Corinna Vinschen wrote:
Hey Mark,
I just belatedly noticed a few problems in aiosuspend:
On Jul 15 01:20, Mark Geisert wrote:
+static int
+aiosuspend (const struct aiocb *const aiolist[],
+ int nent, const struct timespec *timeout)
+{
+ /* Returns lowest list index of completed aios, else 'nent' if all completed.
+ * If none completed on entry, wait for interval specified by 'timeout'.
+ */
+ DWORD msecs = 0;
+ int res;
+ sigset_t sigmask;
+ siginfo_t si;
+ DWORD time0, time1;
^^^^^^^^^^^^^^^^^^^^^^^
see below
+ struct timespec *to = (struct timespec *) timeout;
+
+ if (to)
+ msecs = (1000 * to->tv_sec) + ((to->tv_nsec + 999999) / 1000000);
You're not checking the content of timeout for validity, tv_sec >= 0 and
0 <= tv_nsec <= 999999999.
Oops. Before this stmt was added I was relying on sigtimedwait() to validate.
But doing math on the values here does demand validation here. I will fix.
I'm not sure why you break the timespec down to msecs anyway. The
timespec value is ultimately used for a timer with 100ns resolution.
Why not stick to 64 bit 100ns values instead? They are used in a
lot of places.
OK, will change. I was using msecs because the code only cares whether it's
zero or nonzero and I couldn't see wasting 8-byte values on that. But
GetTickCount64() motivates for the longer variables... So will be fixed.
Last but not least, please don't use numbers like 1000 or 999999 or
1000000 when converting time values.
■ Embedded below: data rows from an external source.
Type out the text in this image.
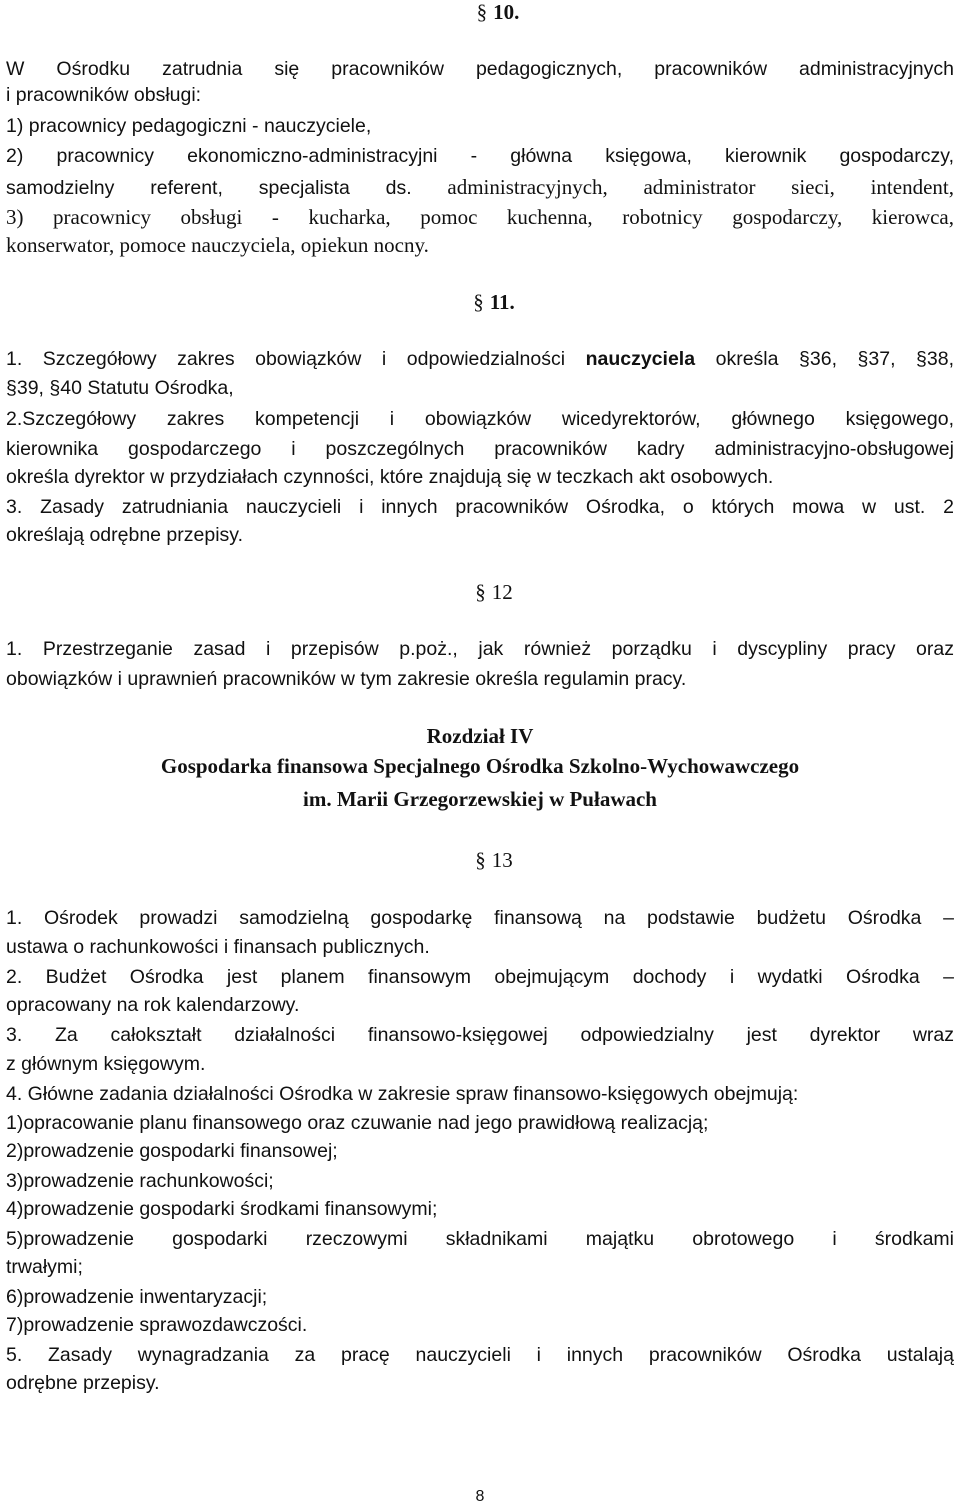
§ 10.
W Ośrodku zatrudnia się pracowników pedagogicznych, pracowników administracyjnych
i pracowników obsługi:
1) pracownicy pedagogiczni - nauczyciele,
2) pracownicy ekonomiczno-administracyjni - główna księgowa, kierownik gospodarczy,
samodzielny referent, specjalista ds. administracyjnych, administrator sieci, intendent,
3) pracownicy obsługi - kucharka, pomoc kuchenna, robotnicy gospodarczy, kierowca,
konserwator, pomoce nauczyciela, opiekun nocny.
§ 11.
1. Szczegółowy zakres obowiązków i odpowiedzialności nauczyciela określa §36, §37, §38,
§39, §40 Statutu Ośrodka,
2.Szczegółowy zakres kompetencji i obowiązków wicedyrektorów, głównego księgowego,
kierownika gospodarczego i poszczególnych pracowników kadry administracyjno-obsługowej
określa dyrektor w przydziałach czynności, które znajdują się w teczkach akt osobowych.
3. Zasady zatrudniania nauczycieli i innych pracowników Ośrodka, o których mowa w ust. 2
określają odrębne przepisy.
§ 12
1. Przestrzeganie zasad i przepisów p.poż., jak również porządku i dyscypliny pracy oraz
obowiązków i uprawnień pracowników w tym zakresie określa regulamin pracy.
Rozdział IV
Gospodarka finansowa Specjalnego Ośrodka Szkolno-Wychowawczego
im. Marii Grzegorzewskiej w Puławach
§ 13
1. Ośrodek prowadzi samodzielną gospodarkę finansową na podstawie budżetu Ośrodka –
ustawa o rachunkowości i finansach publicznych.
2. Budżet Ośrodka jest planem finansowym obejmującym dochody i wydatki Ośrodka –
opracowany na rok kalendarzowy.
3. Za całokształt działalności finansowo-księgowej odpowiedzialny jest dyrektor wraz
z głównym księgowym.
4. Główne zadania działalności Ośrodka w zakresie spraw finansowo-księgowych obejmują:
1)opracowanie planu finansowego oraz czuwanie nad jego prawidłową realizacją;
2)prowadzenie gospodarki finansowej;
3)prowadzenie rachunkowości;
4)prowadzenie gospodarki środkami finansowymi;
5)prowadzenie gospodarki rzeczowymi składnikami majątku obrotowego i środkami
trwałymi;
6)prowadzenie inwentaryzacji;
7)prowadzenie sprawozdawczości.
5. Zasady wynagradzania za pracę nauczycieli i innych pracowników Ośrodka ustalają
odrębne przepisy.
8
We have macros for that defined
in hires.h:
/* # of nanosecs per second. */
#define NSPERSEC (1000000000LL)
/* # of 100ns intervals per second. */
#define NS100PERSEC (10000000LL)
/* # of microsecs per second. */
#define USPERSEC (1000000LL)
/* # of millisecs per second. */
#define MSPERSEC (1000L)
I used these in my signal.cc updates but somehow forgot this AIO stuff is now
inside Cygwin DLL so can use the same defines. Will fix.
+ [...]
+ time0 = GetTickCount ();
+ //XXX Is it possible have an empty signal mask ...
No, because some signals are non-maskable.
+ //XXX ... and infinite timeout?
Yes, if timeout is a NULL pointer.
My XXX concern was whether an app could get stuck here and not be abortable.
But I take your comments to mean a non-maskable signal will break out of the
sigtimedwait(), so e.g. Ctrl-C, or SIGTERM from outside, could interrupt the app.
+ res = sigtimedwait (&sigmask, &si, to);
+ if (res == -1)
+ return -1; /* Return with errno set by failed sigtimedwait() */
+ time1 = GetTickCount ();
This is unsafe. As a 32 bit function GetTickCount wraps around roughly
every 49 days. Use ULONGLONG GetTickCount64() instead.
OK, will fix.
+ /* Adjust timeout to account for time just waited */
+ msecs -= (time1 - time0);
+ if (msecs < 0)
This can't happen then.
Right.
+ to->tv_sec = msecs / 1000;
+ to->tv_nsec = (msecs % 1000) * 1000000;
Uh oh, you're changing caller values, despite timeout being const.
`to' shouldn't be a pointer, but a local struct timespec instead.
I'll revisit this issue. This internal aiosuspend() routine is called from both
aio_suspend() and lio_listio(). Those two functions have conflicting
protections on args passed to them and I had some trouble coming up with
something that would compile cleanly. As I say, I will look at this again.